There are in fact 2 rebuttals here, one being the econ 101 answer: If I find out that a large company is gobbling up homes for any price I set on them, then I might as well build way more homes in that area because I've got a guaranteed buyer.
That argument can still be overruled in the short term by pointing at the current zoning laws of many countries worldwide, and the second rebuttal is more interesting anyway: Who said anything about a 'reasonable' price?
The proportionality constant between the tax levied and the listed sales price of the home is a precise instrument. We could just as easily set it to 0.1% per annum, so that people who list their homes for $1m/year still only pay $1000/year in tax and likely never see a serious purchaser, as we could set it to 10% per annum, where a $1m/year house accrues a whopping $100,000/year in Harberger taxes, which leads to people lowering the listed price, WLT many more sales and purchases, WLT considerably more housing liquidity. You could use either tactic to put the squeeze on bad actors, depending on your goals.

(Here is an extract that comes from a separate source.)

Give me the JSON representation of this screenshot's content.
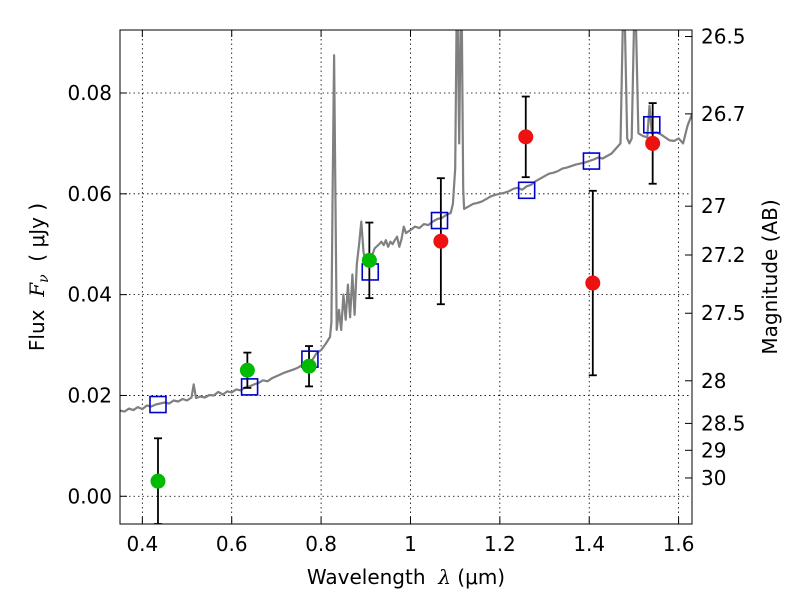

Then rents will start rising even more. Landlords will be willing to do price discovery the old fashioned way, offering it with a high rent and letting the unit stay vacant until someone pays it.
The cat's out of the bag. Now that people understand how much the market will bear with the present shortage of homes, rents are never going to go down.
If RealPage has caused a rise in prices, it's because it showed old assumptions are wrong. Nothing short of mass brainwashing could bring them back. I guess acting against the housing shortage could also solve the issue, but let's be honest, that's never going to happen.